New….. does not necessarily mean clean.
Here are several reasons and questions you should ask yourself, why your new oil might not be as clean as expected:
- Oil manufacturing facilities are on a large industrial scale and deal in millions of litres at any one time.
- At the manufacturing / blending / storage / filling facility, are the storage tanks, containers and drums, hoses, clean to start with?
- Are the storage tanks and transport dedicated to one product and cleaned at any time?
- When oil is transferred from manufacturer to distributor how many times is it moved from one storage container to another?
- Is it filtered to a set cleanliness after every move?
- When transferring the oil from drum to machinery or storage, are your pump, hoses, storage tank, jugs and dispenser’s contaminant free?
- How is your oil stored? Inside or outside? Dry or damp area?
- Atmospheric air is not clean, it is full of dust and moisture and doesn’t come close to meeting any fluid power or lubricant system ISO code. The tank, barrel, system is also ‘breathing’ the same air.

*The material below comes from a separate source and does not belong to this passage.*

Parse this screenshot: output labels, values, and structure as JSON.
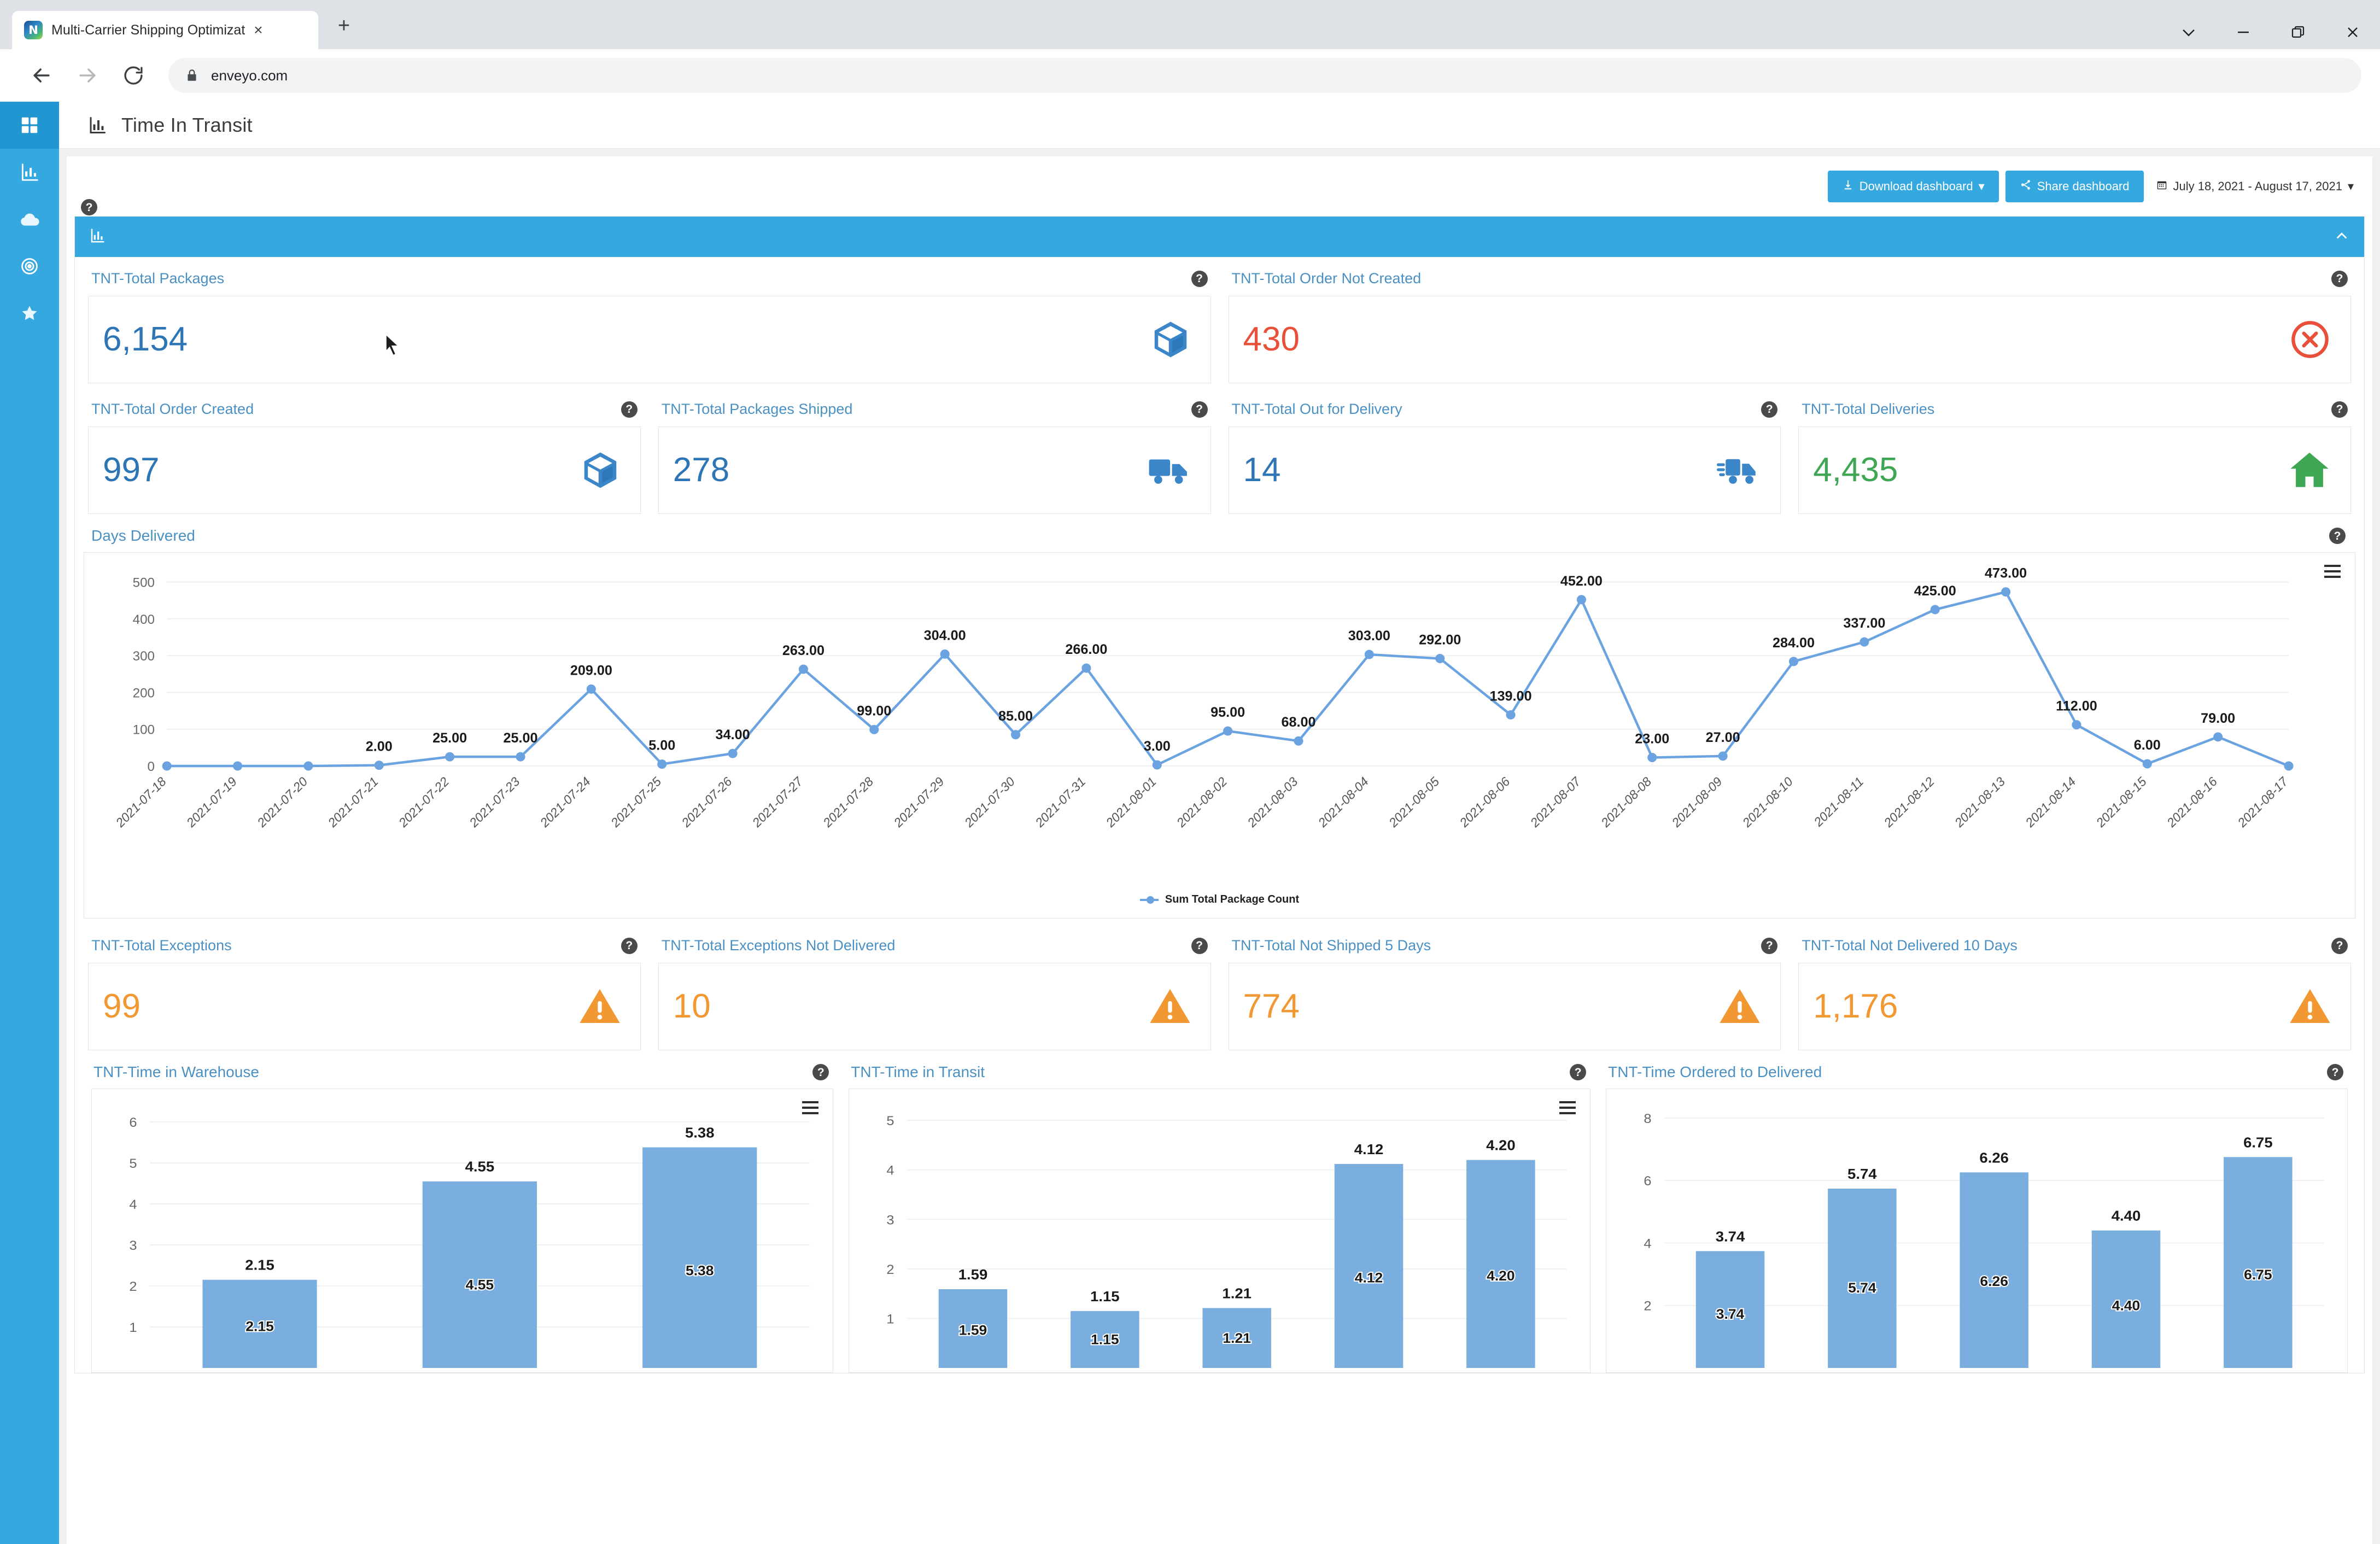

- Always filter ‘new’ oil before use.
- Try to have new oil analysed before use.
- If no time for lab analysis, then carry out a patch test on new oil.
- After ‘breaking’ into a system it is advisable to filter the oil in use to the required specification.
- Fit desiccant breathers to all open ports on machinery, storage tanks and barrels etc.
- If barrels are stored outside, then store correctly on their sides to prevent moisture ingress.
- Dedicate funnels/jugs etc. to individual oils to prevent cross contamination.
- Try to use dispensing jugs with sealable lids.
- Educate and train your staff about the importance of keeping contaminates out of oils.
Interested to know your opinions and ideas?
What do you do to prevent contamination entering your new oils?